Amander Clark, a developmental biologist at the University of California, Los Angeles, created the egg and sperm precursors using an existing line of induced pluripotent stem (iPS) cells, so named for their ability to turn into just about any tissue type and lauded for their potential in regenerative medicine. Until now, however, no one had shown that it was possible to prod iPS cells to rewind their internal clocks all the way back to the gamete, or “germ cell,” stage.
Researchers had previously shown that embryonic stem cells could produce egg- and sperm-cell precursors. But infertile couples would need to use donor eggs or sperm obtained from infertility clinics. “The benefit of using an iPS cell is that it has the donor’s own genetics,” Clark says. “Our research is many, many, many years awayam from generating a cell type that would be capable of fertilization and, therefore, making a healthy child. But this is one of the first steps.”

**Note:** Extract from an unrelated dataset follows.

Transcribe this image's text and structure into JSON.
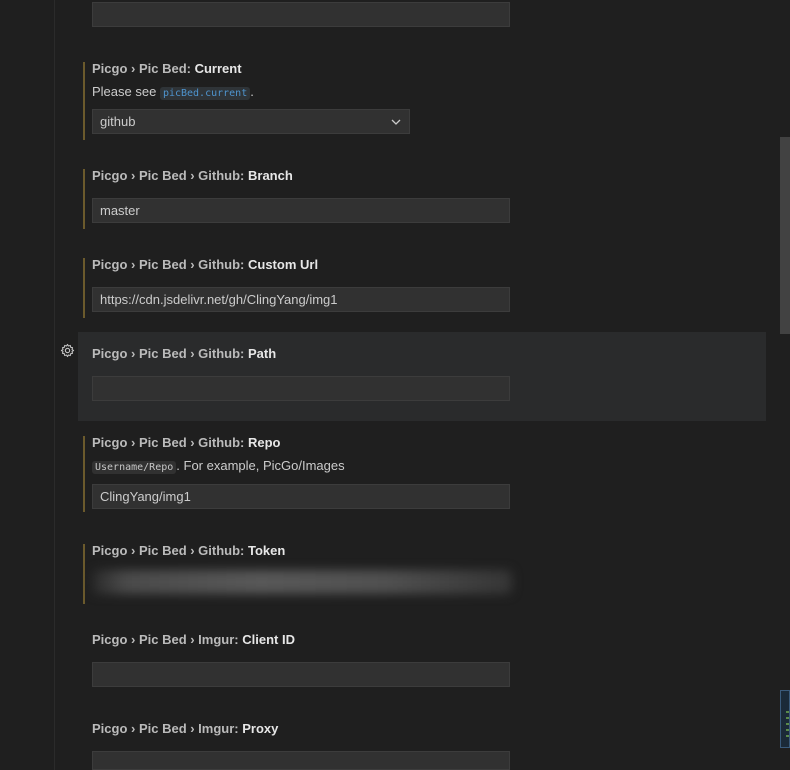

The study also highlights the differences between embryonic stem cells and iPS cells, which have been under study for a much shorter time period. When Clark compared the developmental potential of iPS cells to that of embryonic stem cells, she found that the latter resulted in egg and sperm precursors that were substantially healthier, with fewer chromosomal abnormalities. (This difference could be a major obstacle on the path toward using iPS cells in the infertility clinic.) “Because the [desired] outcome of using these cells is producing a healthy baby, the quality of a germ cell is essential in order to ensure that you have the birth of a healthy child,” Clark says. As a result, she notes, it will be essential to establish tests that can determine the quality of a germ cell before it gets anywhere near the clinic.